At Liberty Heights Fresh, 1290 S. 1100 East, owner Steven Rosenberg said multiple surveillance cameras at his market captured the burglary there.
“This morning at 5:23 a.m. two white males in a black, late model Jeep Cherokee pulled up right where you’re standing,” Rosenberg told KSL TV as he stood in his parking lot. “The passenger got out from the passenger side in the shotgun seat pulled up a facemask, had a black beanie and a black jacket and glasses and a little scruff and he walked to the front door. He hit it with something, it shattered.

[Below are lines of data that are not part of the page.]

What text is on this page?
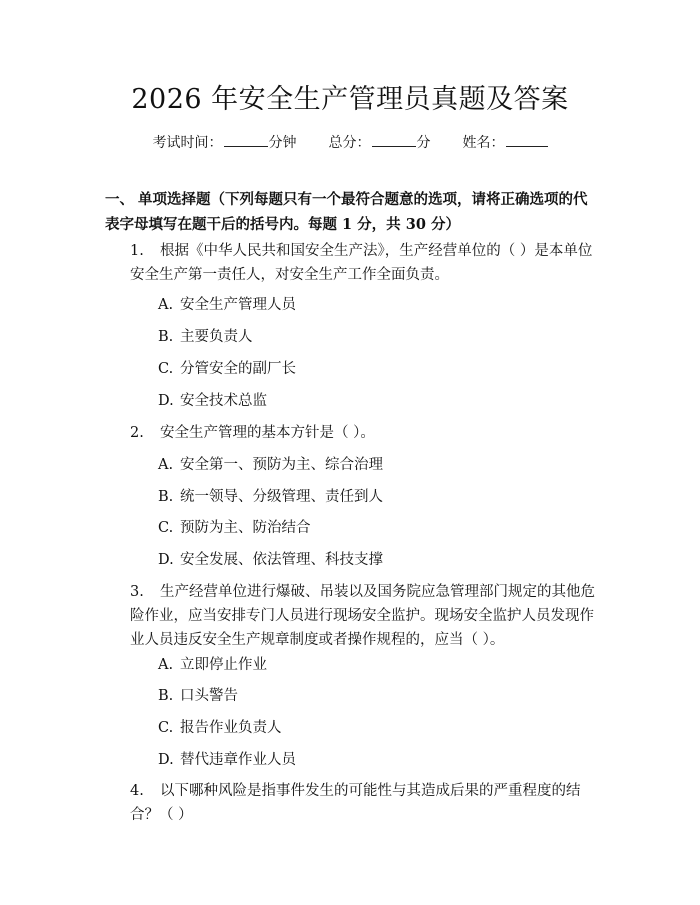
2026 年安全生产管理员真题及答案
考试时间：	分钟 总分：	分 姓名：
一、 单项选择题（下列每题只有一个最符合题意的选项，请将正确选项的代表字母填写在题干后的括号内。每题 1 分，共 30 分）
1. 根据《中华人民共和国安全生产法》，生产经营单位的（ ）是本单位安全生产第一责任人，对安全生产工作全面负责。
A. 安全生产管理人员
B. 主要负责人
C. 分管安全的副厂长
D. 安全技术总监
2. 安全生产管理的基本方针是（ ）。
A. 安全第一、预防为主、综合治理
B. 统一领导、分级管理、责任到人
C. 预防为主、防治结合
D. 安全发展、依法管理、科技支撑
3. 生产经营单位进行爆破、吊装以及国务院应急管理部门规定的其他危险作业，应当安排专门人员进行现场安全监护。现场安全监护人员发现作业人员违反安全生产规章制度或者操作规程的，应当（ ）。
A. 立即停止作业
B. 口头警告
C. 报告作业负责人
D. 替代违章作业人员
4. 以下哪种风险是指事件发生的可能性与其造成后果的严重程度的结合？（ ）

He pushed the glass out of the way, he went in and he took a cash drawer.”
The cameras showed the unknown suspect exiting with the entire cash drawer before looking over his shoulder and closing the door before the SUV drove away onto 1300 South.
“They got nothing,” Rosenberg said. “They ruined our day.”
If only it was the only day ruined before sunrise.
A couple of miles away, owner Alek Juliano said Coffee Noir, 1035 E. 200 South, also experienced a burglary.
“Yeah, we had someone smash the front door and walk in and steal our cash till,” Juliano said. “Just $100 in cash — that’s pretty much all they took.”
The coffee shop did not have surveillance footage of that burglary, but both break-ins unfolded similarly with cash drawers targeted and glass front doors as the entry points.
While Salt Lake City police as of late Thursday had not yet said anything about any possible connection between the two burglaries, the owners acknowledged the damage was the same.
“Yeah, overall, it’s a violating experience,” Juliano said.
Rosenberg expressed a similar sentiment.
“They can pay me for replacing the glass,” Rosenberg said. “They can pay me for the anguish they’ve caused.”
Rosenberg urged anyone with information to contact the Salt Lake City Police Department at 801-799-3000.
He hoped his surveillance footage might hold the clues to solve potentially multiple crimes.
“It’s extremely frustrating, you know,” Rosenberg said. “It seems like some pranksters who think it’s funny, but it’s not.”